2. Description of Related Art

Efficiency of conventional fans is typically less than satisfactory because a significant portion of air current created by the fan flowing outwards along a tangent of the fan typically cannot reach the source of heat and accordingly contributes less to the dissipation of heat.

Therefore, a fan which can overcome the above-mentioned problems is desired.

BRIEF DESCRIPTION OF THE DRAWINGS

FIG. 1 is an isometric, exploded, schematic view of a fan, according to an exemplary embodiment.

FIG. 2 is an isometric, assembled, schematic view of the fan of FIG. 1.

DETAILED DESCRIPTION

Referring to FIGS. 1-2, a fan 20, according to an exemplary embodiment, includes a first impeller 20a, a first motor 250, a second impeller 20b, and a second motor 260.

The first impeller 20a includes a first connecting portion 210 and eight first blades 230. The first connecting portion 210 is generally tubular. The first blades 230 are fixed to the outer surface of the first connecting portion 210 and arranged around the outer surface of the first connecting portion 210 with a uniform pitch. The first blades 230 are shaped and tilted so that when the first impeller 20a is driven to rotate along a direction ω, a main current of air created by the first impeller 20a flows along a direction α.

The first motor 250 includes a first stator 252 and a first rotor 251. The first stator 252 is generally cylindrical and can be secured to an outer frame (not shown).
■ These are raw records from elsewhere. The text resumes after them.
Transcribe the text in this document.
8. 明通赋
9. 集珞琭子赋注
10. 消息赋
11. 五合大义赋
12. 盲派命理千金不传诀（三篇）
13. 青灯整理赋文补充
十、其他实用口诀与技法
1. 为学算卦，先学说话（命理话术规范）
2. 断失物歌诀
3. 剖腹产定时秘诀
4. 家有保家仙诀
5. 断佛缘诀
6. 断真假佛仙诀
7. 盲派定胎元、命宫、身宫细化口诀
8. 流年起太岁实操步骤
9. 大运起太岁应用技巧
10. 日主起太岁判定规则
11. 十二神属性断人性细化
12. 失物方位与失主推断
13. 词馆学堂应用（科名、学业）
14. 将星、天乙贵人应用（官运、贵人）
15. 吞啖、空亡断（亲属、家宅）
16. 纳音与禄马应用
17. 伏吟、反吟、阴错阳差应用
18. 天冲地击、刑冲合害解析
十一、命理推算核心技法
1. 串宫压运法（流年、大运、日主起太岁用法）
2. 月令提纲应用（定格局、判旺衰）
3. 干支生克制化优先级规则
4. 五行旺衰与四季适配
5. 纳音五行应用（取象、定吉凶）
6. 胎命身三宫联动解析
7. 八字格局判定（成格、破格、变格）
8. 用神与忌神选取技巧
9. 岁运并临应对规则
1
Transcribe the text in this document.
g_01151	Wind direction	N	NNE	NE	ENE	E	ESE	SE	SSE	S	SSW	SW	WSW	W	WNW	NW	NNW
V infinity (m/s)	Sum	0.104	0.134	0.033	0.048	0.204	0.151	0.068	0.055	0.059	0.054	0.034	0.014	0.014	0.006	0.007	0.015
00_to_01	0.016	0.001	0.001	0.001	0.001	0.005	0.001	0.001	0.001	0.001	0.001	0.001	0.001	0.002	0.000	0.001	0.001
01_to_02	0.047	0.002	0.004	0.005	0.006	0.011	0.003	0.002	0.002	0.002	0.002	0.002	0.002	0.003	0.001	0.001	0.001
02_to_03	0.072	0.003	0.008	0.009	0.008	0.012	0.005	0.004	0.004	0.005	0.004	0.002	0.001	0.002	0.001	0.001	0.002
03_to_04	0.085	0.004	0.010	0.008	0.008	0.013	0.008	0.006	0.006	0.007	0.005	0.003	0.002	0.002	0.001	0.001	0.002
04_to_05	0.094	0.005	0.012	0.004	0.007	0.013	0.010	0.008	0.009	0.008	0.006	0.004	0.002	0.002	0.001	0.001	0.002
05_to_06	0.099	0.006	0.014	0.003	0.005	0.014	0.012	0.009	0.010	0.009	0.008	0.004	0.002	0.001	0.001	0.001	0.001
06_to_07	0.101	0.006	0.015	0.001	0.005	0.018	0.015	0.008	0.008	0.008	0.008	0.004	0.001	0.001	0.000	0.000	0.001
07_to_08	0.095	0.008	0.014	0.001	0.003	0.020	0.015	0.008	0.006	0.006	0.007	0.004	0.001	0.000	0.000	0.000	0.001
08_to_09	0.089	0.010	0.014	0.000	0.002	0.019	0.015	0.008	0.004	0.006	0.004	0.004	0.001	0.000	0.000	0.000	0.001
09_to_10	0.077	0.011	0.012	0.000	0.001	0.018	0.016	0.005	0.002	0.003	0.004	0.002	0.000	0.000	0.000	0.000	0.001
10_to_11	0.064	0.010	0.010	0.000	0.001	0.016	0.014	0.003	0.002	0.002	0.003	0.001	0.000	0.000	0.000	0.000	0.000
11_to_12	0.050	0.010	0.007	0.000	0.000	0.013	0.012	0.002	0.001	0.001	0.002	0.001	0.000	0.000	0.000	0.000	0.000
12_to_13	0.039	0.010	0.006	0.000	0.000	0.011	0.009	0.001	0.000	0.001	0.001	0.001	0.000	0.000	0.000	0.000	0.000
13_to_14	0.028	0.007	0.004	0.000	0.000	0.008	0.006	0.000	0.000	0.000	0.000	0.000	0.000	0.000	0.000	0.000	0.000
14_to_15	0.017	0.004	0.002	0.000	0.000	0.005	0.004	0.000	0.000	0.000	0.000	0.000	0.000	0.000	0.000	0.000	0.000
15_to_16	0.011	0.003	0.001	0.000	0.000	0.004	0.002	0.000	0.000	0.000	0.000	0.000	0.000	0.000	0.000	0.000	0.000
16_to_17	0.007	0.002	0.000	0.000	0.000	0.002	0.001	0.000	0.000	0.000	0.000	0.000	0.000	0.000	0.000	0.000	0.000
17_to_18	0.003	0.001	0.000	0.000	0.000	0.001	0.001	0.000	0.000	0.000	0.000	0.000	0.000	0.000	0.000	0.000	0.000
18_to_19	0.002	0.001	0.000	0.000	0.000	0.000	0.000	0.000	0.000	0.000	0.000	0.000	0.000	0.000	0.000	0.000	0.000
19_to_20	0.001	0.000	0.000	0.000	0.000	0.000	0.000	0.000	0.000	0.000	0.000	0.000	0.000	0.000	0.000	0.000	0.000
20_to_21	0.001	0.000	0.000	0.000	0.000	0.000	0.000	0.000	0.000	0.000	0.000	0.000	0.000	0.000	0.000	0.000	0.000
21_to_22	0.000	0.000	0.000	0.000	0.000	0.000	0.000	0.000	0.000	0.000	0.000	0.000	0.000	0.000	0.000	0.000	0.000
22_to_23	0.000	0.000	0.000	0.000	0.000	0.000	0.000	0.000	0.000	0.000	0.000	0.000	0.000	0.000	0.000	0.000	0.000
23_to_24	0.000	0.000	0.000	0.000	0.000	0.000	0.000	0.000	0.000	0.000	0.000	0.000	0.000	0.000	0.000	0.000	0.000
The first rotor 251 is substantially tubular and is coaxially connected to the first stator 252. The first rotor 251 has an outer diameter larger than the diameter of the stator 252 but substantially equal to the inner diameter of the first connecting portion 210. The first rotor 251 is longitudinally longer than the first connecting portion 210. As such, the first connecting portion 210 can be fixedly sleeved to an end of the first rotor 251 adjacent to the first stator 252. Another end of the first rotor 251 away from the first stator 252 defines four threaded holes therethrough around the outer surface of the first rotor 251.

The second impeller 20b includes a second connecting portion 220 and four second blades 240. The second connecting portion 220 is generally tubular in shape. The second blades 240 are fixed to the outer surface of the second connecting portion 220 and arranged around the outer surface of the second connecting portion 220 with a uniform pitch. The second blades 240 are shaped and tilted so that when the second impeller 20b is driven to rotate along a reverse direction of ω, a main current of air created by the second impeller 20b also flows in the direction α.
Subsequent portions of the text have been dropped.